During my tour, visitors looked at several sculptures, starting in The Ringling courtyard and then transitioning to the Center For Asian Art. An overview of the tour started with the idea that modern Asian art and its influence goes far beyond classical representations of religious deities or carefully crafted ceramic pieces. The youth-led protest in China during the late 1980s called for greater political, cultural, and artistic freedoms. These new freedoms led to a renaissance like period within the entire region, which greatly influences modern Asian art today. As the title of the tour suggests, we played around with the idea of Renaissance, and the acceptance of new and old ideas, and looked for signs of Michelangelo as we explored the Center for Asian Art.
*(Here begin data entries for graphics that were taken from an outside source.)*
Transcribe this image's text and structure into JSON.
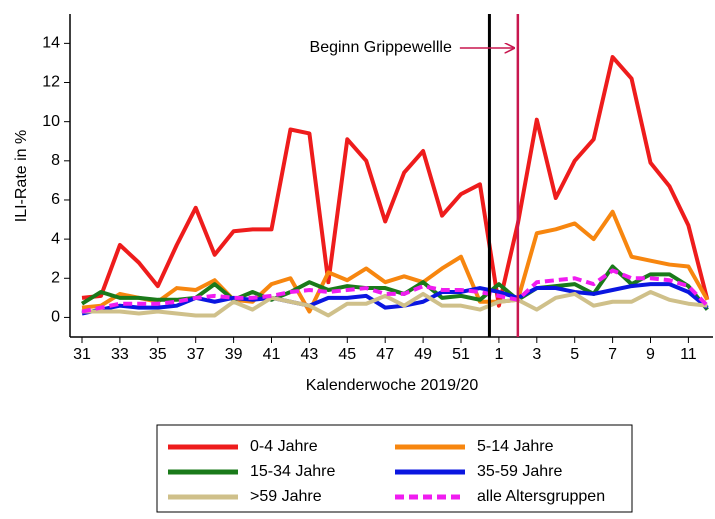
{
  "chart_data": {
    "type": "line",
    "x_label": "Kalenderwoche 2019/20",
    "y_label": "ILI-Rate in %",
    "categories": [
      "31",
      null,
      "33",
      null,
      "35",
      null,
      "37",
      null,
      "39",
      null,
      "41",
      null,
      "43",
      null,
      "45",
      null,
      "47",
      null,
      "49",
      null,
      "51",
      null,
      "1",
      null,
      "3",
      null,
      "5",
      null,
      "7",
      null,
      "9",
      null,
      "11",
      null
    ],
    "ylim": [
      -1,
      15.5
    ],
    "yticks": [
      0,
      2,
      4,
      6,
      8,
      10,
      12,
      14
    ],
    "year_break_index": 21.5,
    "annotation": {
      "text": "Beginn Grippewellle",
      "category_index": 23,
      "color": "#c8174f"
    },
    "series": [
      {
        "name": "0-4 Jahre",
        "color": "#ee1c1c",
        "values": [
          1.0,
          1.1,
          3.7,
          2.8,
          1.6,
          3.7,
          5.6,
          3.2,
          4.4,
          4.5,
          4.5,
          9.6,
          9.4,
          1.8,
          9.1,
          8.0,
          4.9,
          7.4,
          8.5,
          5.2,
          6.3,
          6.8,
          0.6,
          4.8,
          10.1,
          6.1,
          8.0,
          9.1,
          13.3,
          12.2,
          7.9,
          6.7,
          4.7,
          0.9
        ]
      },
      {
        "name": "5-14 Jahre",
        "color": "#f7860f",
        "values": [
          0.5,
          0.6,
          1.2,
          1.0,
          0.8,
          1.5,
          1.4,
          1.9,
          0.9,
          0.8,
          1.7,
          2.0,
          0.3,
          2.3,
          1.9,
          2.5,
          1.8,
          2.1,
          1.8,
          2.5,
          3.1,
          0.8,
          0.8,
          0.9,
          4.3,
          4.5,
          4.8,
          4.0,
          5.4,
          3.1,
          2.9,
          2.7,
          2.6,
          0.9
        ]
      },
      {
        "name": "15-34 Jahre",
        "color": "#1a7a1a",
        "values": [
          0.7,
          1.3,
          1.0,
          1.0,
          0.9,
          0.9,
          1.0,
          1.7,
          0.9,
          1.3,
          0.9,
          1.3,
          1.8,
          1.4,
          1.6,
          1.5,
          1.5,
          1.2,
          1.8,
          1.0,
          1.1,
          0.9,
          1.7,
          0.9,
          1.5,
          1.6,
          1.7,
          1.2,
          2.6,
          1.7,
          2.2,
          2.2,
          1.6,
          0.4
        ]
      },
      {
        "name": "35-59 Jahre",
        "color": "#0a16e0",
        "values": [
          0.2,
          0.4,
          0.6,
          0.5,
          0.5,
          0.6,
          1.0,
          0.8,
          1.0,
          0.9,
          1.0,
          0.8,
          0.6,
          1.0,
          1.0,
          1.1,
          0.5,
          0.6,
          0.8,
          1.3,
          1.3,
          1.5,
          1.3,
          1.0,
          1.5,
          1.5,
          1.3,
          1.2,
          1.4,
          1.6,
          1.7,
          1.7,
          1.3,
          0.5
        ]
      },
      {
        "name": ">59 Jahre",
        "color": "#cfc08a",
        "values": [
          0.3,
          0.3,
          0.3,
          0.2,
          0.3,
          0.2,
          0.1,
          0.1,
          0.8,
          0.4,
          1.0,
          0.8,
          0.6,
          0.1,
          0.7,
          0.7,
          1.1,
          0.6,
          1.2,
          0.6,
          0.6,
          0.4,
          0.8,
          0.9,
          0.4,
          1.0,
          1.2,
          0.6,
          0.8,
          0.8,
          1.3,
          0.9,
          0.7,
          0.6
        ]
      },
      {
        "name": "alle Altersgruppen",
        "color": "#f01cf0",
        "dashed": true,
        "values": [
          0.3,
          0.5,
          0.7,
          0.7,
          0.7,
          0.8,
          1.0,
          1.1,
          1.0,
          1.0,
          1.1,
          1.3,
          1.4,
          1.3,
          1.4,
          1.5,
          1.2,
          1.2,
          1.6,
          1.4,
          1.4,
          1.3,
          1.1,
          0.9,
          1.8,
          1.9,
          2.0,
          1.7,
          2.4,
          2.0,
          2.0,
          1.9,
          1.6,
          0.6
        ]
      }
    ]
  }
}
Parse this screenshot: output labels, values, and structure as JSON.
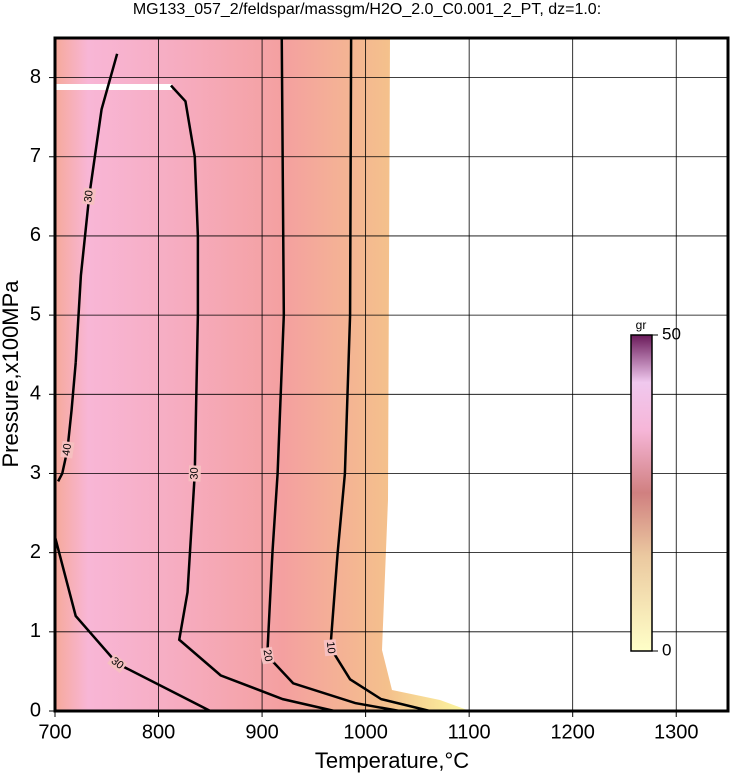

The time change made made our first object a bit hard to see details but we did talk about Michelangelo’s David during the sunset, which made for a great start to the tour.

Jay Boda

October 6, 2016

Masters Inspiring Masters: The Art that Provoked Salvador Dalí 

For my Student Spotlight tour at the Ringling, I took inspiration from my prior docent experience at the Salvador Dalí Museum in St. Petersburg, Florida.  I called my tour “Masters Inspiring Masters: The Art That Provoked Salvador Dalí.”  With my tour, I tied Dalí’s seemingly surreal and strange art to Old World artists such as Rubens, Vermeer, and Velasquez. As a fine arts student, Dalí mastered the techniques of these artists and synthesized their ideas into his modern works. During my tour, I used an iPad loaded with images of Dalí’s art to demonstrate the echoes in centuries-old art at The Ringling.  My audience was mostly Ringling members and they seemed to like seeing their museum’s collection through a different lens.  For me, it felt great getting “back in the saddle” giving a gallery tour.  The ideas I’ve learned as a doctoral student in MEX helped me engage my audience and hopefully fostered more meaning for them.  My hope was to teach them that ideas that seem different at first glance aren’t that different from what they already know. Sometimes a different perspective is all it takes.


The FSU Department of Art Education is proud of its MEX interns for their achievements!